Heber Ferraz-Leite

Politische und gesellschaftliche Ikonen in der Malerei von Horvath

Bilder, Figuren, Porträts. Eine Flut von bekannten Gesichtern, Ikonen aus Politik, Gesellschaft, Wissenschaft, Medizin, Kunst, Religion – die Malerei von Werner Horvath!

Schon mehrmals habe ich mich mit dem „Konstruktivismus" von Horvath beschäftigt. Konstruktivismus: Dieses Wort, das die ästhetische Strömung Anfang des 20. Jahrhunderts in Russland beschreibt, mit der die Kunst von Horvath nichts zu tun hat (1). Auch habe ich die Parallelen zwischen der medizinisch-wissenschaftlichen Arbeit Horvaths und seiner Malerei untersucht. Oder die Beziehung zwischen seinen Bildern und seinen Schriften (2). Aber der rote Faden, der sich durch all seine Werke von seiner Jugend bis zur Gegenwart zieht, ist das zentrale Thema seiner Malerei: Idole oder Ikonen, und besonders politische und gesellschaftliche Ikonen.

Horvath begann bereits in sehr jungen Jahren zu malen. Die technischen Fertigkeiten eignete er sich zunächst durch das Kopieren alter Meister und vor allem durch Ikonenmalerei an. Und in einer für mich kuriosen Form leben in den Themen seiner Malerei einige Charakteristika der byzantinischen Kunst und der Ikonenmalerei fort.

Zum Beispiel:

Die von Horvath porträtierten Figuren sind „Idole" – Kultobjekte, wenn auch überwiegend keine religiösen, aber, das schon, zu einer bestimmten Zeit von bestimmten Bevölkerungsteilen brennend verehrte Figuren. Die Galerie politischer Ikonen ist die umfangreichste; sie umfasst die Führer verschiedener Länder und Repräsentanten unterschiedlicher ideologischer Positionen: Marx, Stalin, Lenin, Mao, Hitler, Fidel Castro, Che Guevara, Kennedy, Clinton, Putin, Chirac, Havel, Saddam Hussein etc. Aber auch Ikonen aus dem gesellschaftlichen Leben wie Diana, Leonardo diCaprio, Marilyn Monroe etc. werden dargestellt sowie emblematische Figuren aus der Malereigeschichte selbst, wie zum Beispiel La Gioconda.

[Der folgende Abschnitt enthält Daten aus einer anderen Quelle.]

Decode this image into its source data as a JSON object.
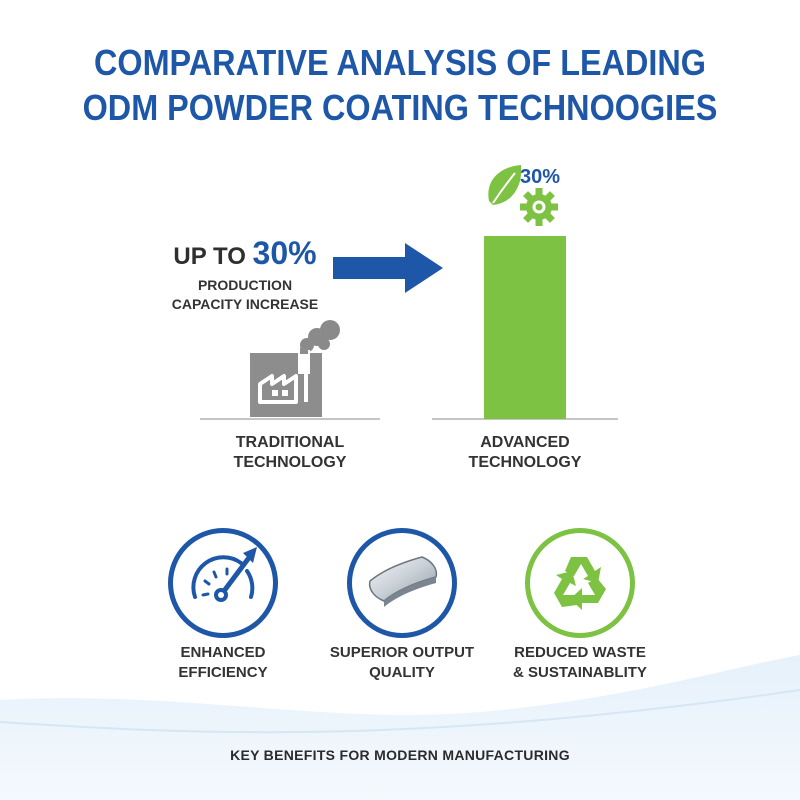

Die Unveränderlichkeit des Bildes. Während die orthodoxen Maler die Bilder ihrer Ikonen oft über Jahrhunderte hinweg unverändert wiedergegeben haben, weil diese für die Gläubigen wundervoll exakte Darstellungen ihrer Heiligen waren, bedient sich Horvath einer Fotografie der jeweiligen Persönlichkeit, die er nicht verändert. Allerdings nicht irgendeine Fotografie, sondern die bekannteste und am einfachsten zu erkennende. Jenes Foto, das die Presse uns tausendmal serviert hat, bis es sich als unauslöschliches Bild der betreffenden Persönlichkeit in uns eingraviert hat. Das gilt für alle seine Gemalten: Freud, Dalí, Madonna, Hitler etc.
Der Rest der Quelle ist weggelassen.